# UserCF、ItemCF、MX-SVD

In [23]:
import pandas as pd
import numpy as np
from sklearn.metrics.pairwise import cosine_similarity
from collections import defaultdict
import random

def load_dataset(path="./datas/hetrec2011-lastfm-2k"):
    # Load user-artist interactions
    user_artists = pd.read_csv(f"{path}/user_artists.dat", sep='\t')

    # Load artists data
    artists = pd.read_csv(f"{path}/artists.dat", sep='\t')

    return user_artists, artists

# Preprocess data
def preprocess_data(user_artists):
    # Create user-item matrix
    user_item_matrix_df = user_artists.pivot(index='userID', columns='artistID', values='weight').fillna(0)
    return user_item_matrix_df

# userCF核心原理

In [24]:
def user_based_cf(user_item_matrix_df, user_id, n_users=10, n_recommendations=10):
    # Calculate user similarity
    user_similarity = cosine_similarity(user_item_matrix_df)
    user_similarity_df = pd.DataFrame(user_similarity, index=user_item_matrix_df.index, columns=user_item_matrix_df.index)

    # Find similar users
    similar_users = user_similarity_df[user_id].sort_values(ascending=False)[1:n_users+1].index

    # Get recommendations
    recommendations = defaultdict(float)

    # 对于当前没听过的艺术家，以相似用户喜欢的艺术家频次为准,
    # recommendations[item] = 累加（某user和其相似用户的相似度 * weight）
    current_user_mean_weight = user_item_matrix_df.loc[user_id].mean()

    for similar_user in similar_users:
        similarity_between_user = user_similarity_df.loc[user_id, similar_user]
        similar_user_mean_weight = user_item_matrix_df.loc[similar_user].mean()

        for item in user_item_matrix_df.columns:
            if user_item_matrix_df.loc[user_id, item] == 0 and user_item_matrix_df.loc[similar_user, item] > 0:
                recommendations[item] += similarity_between_user * (user_item_matrix_df.loc[similar_user, item] - similar_user_mean_weight)

    recommendations = {item: score + current_user_mean_weight for item, score in recommendations.items()}
    # Sort recommendations
    recommendations = sorted(recommendations.items(), key=lambda x: x[1], reverse=True)[:n_recommendations]
    return recommendations

# itemCf核心原理

In [25]:
def item_based_cf(user_item_matrix_df, user_id, n_items=10, n_recommendations=10):
    # 1. Calculate item similarity between items
    item_similarity = cosine_similarity(user_item_matrix_df.T)
    item_similarity_df = pd.DataFrame(item_similarity, index=user_item_matrix_df.columns, columns=user_item_matrix_df.columns)

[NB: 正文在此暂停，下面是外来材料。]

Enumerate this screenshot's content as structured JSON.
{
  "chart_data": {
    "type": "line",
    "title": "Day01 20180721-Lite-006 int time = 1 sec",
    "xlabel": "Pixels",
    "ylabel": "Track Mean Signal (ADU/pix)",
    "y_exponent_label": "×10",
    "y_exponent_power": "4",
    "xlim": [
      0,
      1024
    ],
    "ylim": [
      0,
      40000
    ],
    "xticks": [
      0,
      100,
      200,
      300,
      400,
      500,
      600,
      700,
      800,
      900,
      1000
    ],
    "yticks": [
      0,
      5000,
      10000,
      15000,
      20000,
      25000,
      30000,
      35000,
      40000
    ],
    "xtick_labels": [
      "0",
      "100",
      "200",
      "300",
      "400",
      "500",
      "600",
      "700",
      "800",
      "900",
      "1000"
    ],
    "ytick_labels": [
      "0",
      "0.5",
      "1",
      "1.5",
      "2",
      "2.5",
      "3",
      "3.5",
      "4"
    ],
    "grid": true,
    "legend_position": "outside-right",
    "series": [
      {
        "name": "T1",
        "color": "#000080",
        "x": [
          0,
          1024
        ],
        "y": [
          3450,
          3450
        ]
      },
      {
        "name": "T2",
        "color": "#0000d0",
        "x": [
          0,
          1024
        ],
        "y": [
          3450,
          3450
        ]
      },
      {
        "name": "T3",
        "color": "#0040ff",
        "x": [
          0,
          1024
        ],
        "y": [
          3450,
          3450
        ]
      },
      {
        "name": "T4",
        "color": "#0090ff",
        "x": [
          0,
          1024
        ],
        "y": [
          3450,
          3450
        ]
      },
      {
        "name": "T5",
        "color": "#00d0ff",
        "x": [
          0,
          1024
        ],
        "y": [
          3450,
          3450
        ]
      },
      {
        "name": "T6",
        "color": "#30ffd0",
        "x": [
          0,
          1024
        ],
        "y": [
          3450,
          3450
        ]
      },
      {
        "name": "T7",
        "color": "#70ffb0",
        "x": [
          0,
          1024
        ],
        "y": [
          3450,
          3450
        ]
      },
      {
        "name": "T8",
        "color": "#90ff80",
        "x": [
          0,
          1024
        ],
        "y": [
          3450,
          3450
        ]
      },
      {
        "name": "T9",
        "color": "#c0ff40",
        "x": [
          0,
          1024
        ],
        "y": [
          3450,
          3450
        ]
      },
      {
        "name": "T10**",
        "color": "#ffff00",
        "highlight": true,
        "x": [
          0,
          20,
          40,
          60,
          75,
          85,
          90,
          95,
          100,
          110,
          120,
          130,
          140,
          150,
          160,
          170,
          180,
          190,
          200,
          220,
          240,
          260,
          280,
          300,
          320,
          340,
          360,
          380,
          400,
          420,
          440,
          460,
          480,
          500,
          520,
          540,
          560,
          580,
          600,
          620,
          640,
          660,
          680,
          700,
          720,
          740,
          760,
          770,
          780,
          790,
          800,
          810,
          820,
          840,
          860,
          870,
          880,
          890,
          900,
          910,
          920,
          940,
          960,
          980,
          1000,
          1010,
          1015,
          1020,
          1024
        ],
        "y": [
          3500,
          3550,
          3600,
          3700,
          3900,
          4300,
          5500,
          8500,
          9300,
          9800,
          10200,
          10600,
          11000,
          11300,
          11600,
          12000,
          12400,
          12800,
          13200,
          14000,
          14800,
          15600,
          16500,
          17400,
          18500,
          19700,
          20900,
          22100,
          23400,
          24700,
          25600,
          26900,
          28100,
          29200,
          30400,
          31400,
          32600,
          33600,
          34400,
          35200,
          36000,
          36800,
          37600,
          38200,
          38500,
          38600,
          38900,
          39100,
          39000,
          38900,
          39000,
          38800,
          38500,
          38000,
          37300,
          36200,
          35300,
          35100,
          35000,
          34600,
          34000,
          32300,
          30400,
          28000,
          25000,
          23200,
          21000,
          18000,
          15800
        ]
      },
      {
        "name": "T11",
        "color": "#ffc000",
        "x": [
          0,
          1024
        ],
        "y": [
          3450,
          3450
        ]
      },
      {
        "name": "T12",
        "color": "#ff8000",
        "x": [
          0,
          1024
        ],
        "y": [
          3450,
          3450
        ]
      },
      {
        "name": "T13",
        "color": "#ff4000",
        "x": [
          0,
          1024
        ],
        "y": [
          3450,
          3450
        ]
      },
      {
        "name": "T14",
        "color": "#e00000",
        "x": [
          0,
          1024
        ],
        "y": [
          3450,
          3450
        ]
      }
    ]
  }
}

    # 2. Get items the user has interacted with and weights > 0
    user_related_items = user_item_matrix_df.loc[user_id]
    related_items_id = user_related_items[user_related_items > 0].index.tolist()

    # Get recommendations
    recommendations = defaultdict(float)

    for item_id in related_items_id:
        item_weight = user_item_matrix_df.loc[user_id, item_id]

        # 2.1 Find n top items similar to current item, according to item_similarity_df
        similar_items = item_similarity_df[item_id].sort_values(ascending=False)[1:n_items+1]

        for similar_item, similarity_between_item in similar_items.items():
            # 2.2 only find the similar item is not in related_items_id, add it to recommendations
            if similar_item in related_items_id:
                continue
            # the below similar_item's weight must be 0
            recommendations[similar_item] += similarity_between_item * item_weight

    # Sort recommendations
    recommendations = sorted(recommendations.items(), key=lambda x: x[1], reverse=True)[:n_recommendations]
    return recommendations

In [31]:
def is_sparse_matrix(df, threshold=0.1):
    """
    判断一个DataFrame是否是稀疏矩阵

    参数:
    df (pd.DataFrame): 需要判断的DataFrame
    threshold (float): 稀疏矩阵的阈值，非零元素比例低于该值则认为是稀疏矩阵

    返回:
    bool: 如果是稀疏矩阵返回True，否则返回False
    """
    total_elements = df.size
    non_zero_elements = df.astype(bool).sum().sum()
    sparsity_ratio = non_zero_elements / total_elements
    return sparsity_ratio

# main运行

In [32]:
def main():
    # Load and preprocess data
    user_artists, artists = load_dataset()
    user_item_matrix_df = preprocess_data(user_artists)
    print("是否是稀疏矩阵:", is_sparse_matrix(user_item_matrix_df))
    # Example: Get recommendations for a specific user
    user_id = user_item_matrix_df.index[0]  # First user in the dataset
    # user_id = int(input("input the user id:"))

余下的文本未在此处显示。